Draft Your Position Statement
For all practical purposes, it's useful to view a position statement as a "work-in-progress," a statement that evolves or emerges as your research progresses. It's not necessary that you begin with an ironclad position. A vague idea will do.
As you learn more about your selected-or assigned-issue, you may find your stance changing. Keep an open mind in this regard: It will help you clarify and focus your final position on a narrow and arguable point. Following are some useful tips that will help you in the process.
Don't bore yourself. Choose a topic around which there are issues that interest you and don't worry about defining your position. A good topic is one that arouses passion in others as well as yourself. Consult your course notes and make a list of ideas that appear to have the most potential by answering a few simple questions:
- What questions did your instructor ask the class to think about?
- What topics sparked the most spirited class discussion?
- What question created the greatest disagreement; the most heated debate?
- What topics or questions divide the local, national or global community?

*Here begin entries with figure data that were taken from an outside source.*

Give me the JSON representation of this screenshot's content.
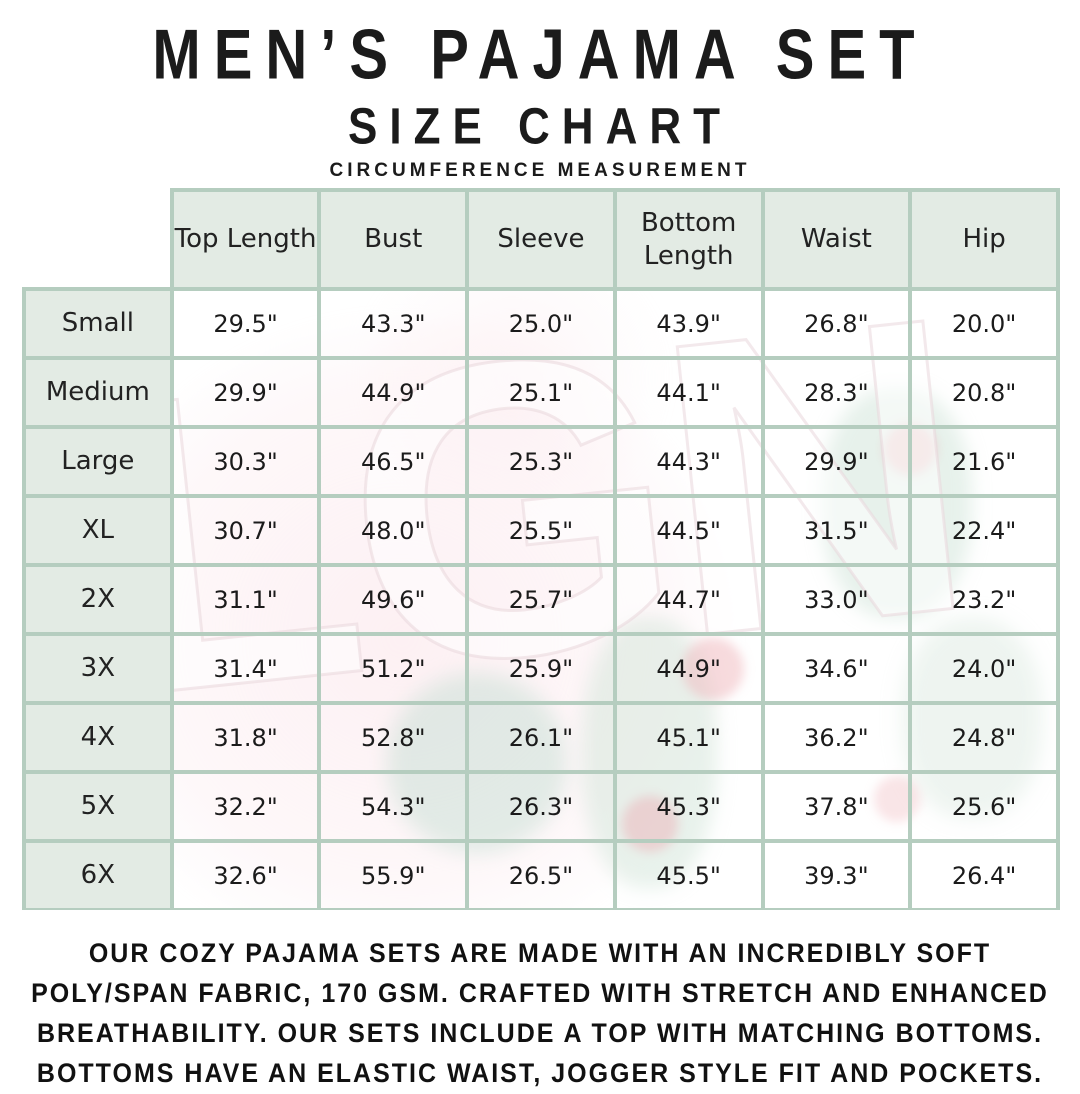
{
  "page": {
    "title": "MEN’S PAJAMA SET",
    "subtitle": "SIZE CHART",
    "measurement_label": "CIRCUMFERENCE MEASUREMENT"
  },
  "table": {
    "columns": [
      "Top Length",
      "Bust",
      "Sleeve",
      "Bottom Length",
      "Waist",
      "Hip"
    ],
    "rows": [
      {
        "size": "Small",
        "values": [
          "29.5\"",
          "43.3\"",
          "25.0\"",
          "43.9\"",
          "26.8\"",
          "20.0\""
        ]
      },
      {
        "size": "Medium",
        "values": [
          "29.9\"",
          "44.9\"",
          "25.1\"",
          "44.1\"",
          "28.3\"",
          "20.8\""
        ]
      },
      {
        "size": "Large",
        "values": [
          "30.3\"",
          "46.5\"",
          "25.3\"",
          "44.3\"",
          "29.9\"",
          "21.6\""
        ]
      },
      {
        "size": "XL",
        "values": [
          "30.7\"",
          "48.0\"",
          "25.5\"",
          "44.5\"",
          "31.5\"",
          "22.4\""
        ]
      },
      {
        "size": "2X",
        "values": [
          "31.1\"",
          "49.6\"",
          "25.7\"",
          "44.7\"",
          "33.0\"",
          "23.2\""
        ]
      },
      {
        "size": "3X",
        "values": [
          "31.4\"",
          "51.2\"",
          "25.9\"",
          "44.9\"",
          "34.6\"",
          "24.0\""
        ]
      },
      {
        "size": "4X",
        "values": [
          "31.8\"",
          "52.8\"",
          "26.1\"",
          "45.1\"",
          "36.2\"",
          "24.8\""
        ]
      },
      {
        "size": "5X",
        "values": [
          "32.2\"",
          "54.3\"",
          "26.3\"",
          "45.3\"",
          "37.8\"",
          "25.6\""
        ]
      },
      {
        "size": "6X",
        "values": [
          "32.6\"",
          "55.9\"",
          "26.5\"",
          "45.5\"",
          "39.3\"",
          "26.4\""
        ]
      }
    ]
  },
  "description": {
    "lines": [
      "OUR COZY PAJAMA SETS ARE MADE WITH AN INCREDIBLY SOFT",
      "POLY/SPAN FABRIC, 170 GSM. CRAFTED WITH STRETCH AND ENHANCED",
      "BREATHABILITY. OUR SETS INCLUDE A TOP WITH MATCHING BOTTOMS.",
      "BOTTOMS HAVE AN ELASTIC WAIST, JOGGER STYLE FIT AND POCKETS."
    ]
  },
  "watermark": {
    "text": "LGN"
  },
  "colors": {
    "header_bg": "#e3ebe4",
    "grid_border": "#b5cdbf",
    "text": "#1b1b1b",
    "watermark_pink": "#f8cdd7",
    "watermark_green": "#96c3aa"
  }
}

Do some broad preliminary research on your selected topic. Ask your instructor, as well as others in your field of study, for information and guidance. To grasp the complexities and nuances of the issues at hand, select a group of books and articles that approach your topic from different angles and study up on them.
Note your reactions and opinions as they occur and develop or mature. In particular, you will want to note when previously held opinions change as a result of knowledge and insight gained from recent readings or discussion. Hone in on those opinions about which your feel the strongest or interest you the most.
Begin drafting a preliminary statement. Keep in mind that your position must be arguable. When shaping it consider the following questions:
- Is there an ongoing debate regarding the issue? If not, it may be that a consensus of opinion has already been reached. The absence of debate indicates that either 1) there is nothing about which to argue, or 2) the issue is brand new and ripe for argument.
- Has the issue been exhaustively debated? If so, the sides may be so polarized that further argument is pointless. The absence of a consensus of opinion indicates that all positions, both for and against, have been thoroughly argued and there remains nothing substantially new to add.
- Is there something new to add to the debate? If so, for whom; for what audience? Often, a new take on an old issue, arrived at by focusing tightly on one aspect, will rekindle interest in the debate and advance your position.
- Is there a brand new issue ripe for argument? Be on the lookout. New stuff happens all the time. Like ships at sea, new issues pop over the horizon every day. First a grey smudge in the academic fog, and then, one day, a sharp outline closing in on the harbor. The first spyglass to pick the smudge out of the fog gets the gold-first pick among the arguable positions.
Finally, the best advice is to be constantly aware of the arguments you wish not to address and continually refine your preliminary statement so as to exclude having to argue them. In other words, as you move toward completing your research, close and bolt all the doors you don't want the opposition stumbling through.